As you all know I visit every year Milan Design Week to sense the new vibes, not only on design & art level but also the new shops, the international crowd, the food, the resto’s… Enfin a yearly energy boost.
I also check out with friends, get together and by doing so you sometimes arrive in a hidden gem that’s worth talking about to you guys. Leen Hilde is a friend who lives in Milan for several years, has a Milan boyfriend and kids there, so we can say she’s a local. We wanted to see each other so we agreed to have coffee at NONOSTANTEMARRAS, the flagship & headquarters of artist & fashion designer Antonio Marras. Not your average shop, not a mainstream collection. But what a great garden (with flower shop and lunch terrace), and what a great poetic shop. Check it out for yourself. The images speak for themselves. When in Milan, Antonio Marras NONOSTANTEMARRAS shop is a must go.
For Milan Design Week, the Nonostante Marras space hosted a light installation, the outcome of many years’ research by the designer into the ties between art, fashion, light and space, as well as the result of a chance encounter with Fernando and Humberto Campana. Their Organelle are luminous creations that occupied the exhibition space and gracefully animate 80 underskirts. In a display combining theatrical staging, exhibition design and artistic performance, these suspended garments animate the luminous cones, entities veiled with a soft and delicate light.
via Cola di Rienzo 8
20144 Milano, ITALY
tel +39 0276280991
More about Antonio Marras?
Antonio Marras was born in Alghero, on Sardinia. In 1996 he was asked to present an haute couture show in Rome. The key elements of his style were already clear to see: the focus on craft techniques; Sardinia as a source of inspiration that is never reduced to folkloristic kitsch; the recurring theme of the ligazzio rubio (which in the Sardinian language means a “red thread”), which becomes a fully-fledged hallmark of his style. There’s always a theme, red threads. Then the taste for elegant contrasts: burn marks on luxury fabrics, distressed gauzes and sumptuous embroidery, visible seams and brocades together with a perception of modernity, richly decorative elements on vintage clothes, mixtures of rich and poor, male and female, decoration and structure, form and function.
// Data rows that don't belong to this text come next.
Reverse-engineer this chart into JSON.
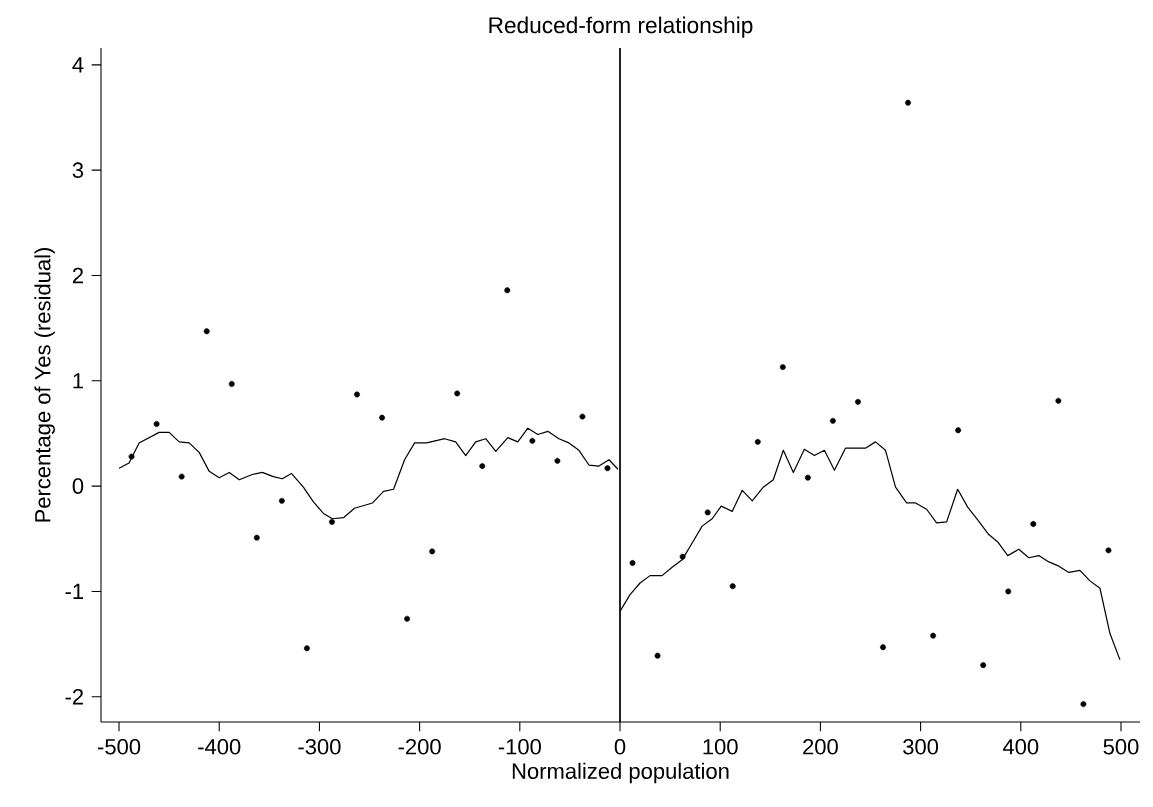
{
  "chart_data": {
    "type": "scatter",
    "title": "Reduced-form relationship",
    "xlabel": "Normalized population",
    "ylabel": "Percentage of Yes (residual)",
    "xlim": [
      -518,
      519
    ],
    "ylim": [
      -2.24,
      4.16
    ],
    "xticks": [
      -500,
      -400,
      -300,
      -200,
      -100,
      0,
      100,
      200,
      300,
      400,
      500
    ],
    "yticks": [
      -2,
      -1,
      0,
      1,
      2,
      3,
      4
    ],
    "grid": false,
    "ref_lines": [
      {
        "axis": "x",
        "value": 0,
        "color": "#000000"
      }
    ],
    "series": [
      {
        "marker": "circle",
        "color": "#000000",
        "x": [
          -487.5,
          -462.5,
          -437.5,
          -412.5,
          -387.5,
          -362.5,
          -337.5,
          -312.5,
          -287.5,
          -262.5,
          -237.5,
          -212.5,
          -187.5,
          -162.5,
          -137.5,
          -112.5,
          -87.5,
          -62.5,
          -37.5,
          -12.5,
          12.5,
          37.5,
          62.5,
          87.5,
          112.5,
          137.5,
          162.5,
          187.5,
          212.5,
          237.5,
          262.5,
          287.5,
          312.5,
          337.5,
          362.5,
          387.5,
          412.5,
          437.5,
          462.5,
          487.5
        ],
        "values": [
          0.28,
          0.59,
          0.09,
          1.47,
          0.97,
          -0.49,
          -0.14,
          -1.54,
          -0.34,
          0.87,
          0.65,
          -1.26,
          -0.62,
          0.88,
          0.19,
          1.86,
          0.43,
          0.24,
          0.66,
          0.17,
          -0.73,
          -1.61,
          -0.67,
          -0.25,
          -0.95,
          0.42,
          1.13,
          0.08,
          0.62,
          0.8,
          -1.53,
          3.64,
          -1.42,
          0.53,
          -1.7,
          -1.0,
          -0.36,
          0.81,
          -2.07,
          -0.61
        ]
      },
      {
        "type": "line",
        "marker": "none",
        "line_style": "solid",
        "color": "#000000",
        "x": [
          -500,
          -490,
          -480,
          -460,
          -450,
          -440,
          -430,
          -420,
          -410,
          -400,
          -390,
          -380,
          -367,
          -357,
          -346,
          -337,
          -328,
          -316,
          -306,
          -296,
          -287,
          -276,
          -265,
          -247,
          -236,
          -226,
          -215,
          -205,
          -193,
          -175,
          -164,
          -154,
          -144,
          -134,
          -124,
          -112,
          -102,
          -92,
          -82,
          -72,
          -61,
          -51,
          -41,
          -31,
          -21,
          -11,
          -2
        ],
        "values": [
          0.17,
          0.22,
          0.41,
          0.51,
          0.51,
          0.42,
          0.41,
          0.32,
          0.14,
          0.08,
          0.13,
          0.06,
          0.11,
          0.13,
          0.09,
          0.07,
          0.12,
          -0.01,
          -0.15,
          -0.26,
          -0.31,
          -0.3,
          -0.21,
          -0.16,
          -0.05,
          -0.03,
          0.25,
          0.41,
          0.41,
          0.45,
          0.42,
          0.29,
          0.42,
          0.45,
          0.33,
          0.46,
          0.42,
          0.55,
          0.49,
          0.52,
          0.45,
          0.41,
          0.34,
          0.2,
          0.19,
          0.25,
          0.16
        ]
      },
      {
        "type": "line",
        "marker": "none",
        "line_style": "solid",
        "color": "#000000",
        "x": [
          0,
          10,
          20,
          30,
          42,
          52,
          62,
          72,
          82,
          92,
          101,
          112,
          122,
          132,
          143,
          153,
          163,
          173,
          184,
          194,
          204,
          214,
          225,
          245,
          255,
          265,
          275,
          286,
          295,
          306,
          316,
          326,
          337,
          347,
          357,
          368,
          377,
          387,
          398,
          408,
          418,
          428,
          438,
          448,
          459,
          469,
          479,
          489,
          499
        ],
        "values": [
          -1.19,
          -1.03,
          -0.92,
          -0.85,
          -0.85,
          -0.77,
          -0.7,
          -0.54,
          -0.38,
          -0.31,
          -0.19,
          -0.24,
          -0.04,
          -0.14,
          -0.01,
          0.06,
          0.34,
          0.13,
          0.35,
          0.29,
          0.34,
          0.15,
          0.36,
          0.36,
          0.42,
          0.34,
          -0.01,
          -0.16,
          -0.16,
          -0.22,
          -0.35,
          -0.34,
          -0.03,
          -0.2,
          -0.32,
          -0.46,
          -0.53,
          -0.66,
          -0.6,
          -0.68,
          -0.66,
          -0.72,
          -0.76,
          -0.82,
          -0.8,
          -0.9,
          -0.97,
          -1.4,
          -1.65
        ]
      }
    ]
  }
}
In parallel with the collections, he continues to experiment through his Laboratorio and Serie Limitata ranges: not quite prêt-à-porter, not quite couture. Clothes made by hand in the Alghero designer’s big homestudioworkshop. Clothes that retain the allure of authenticity because only a few pieces exist and, at the same time, they may serve as the starting point for models included in the first line. Antonio establishes his headquarters in his NONOSTANTEMARRAS shop in Milan.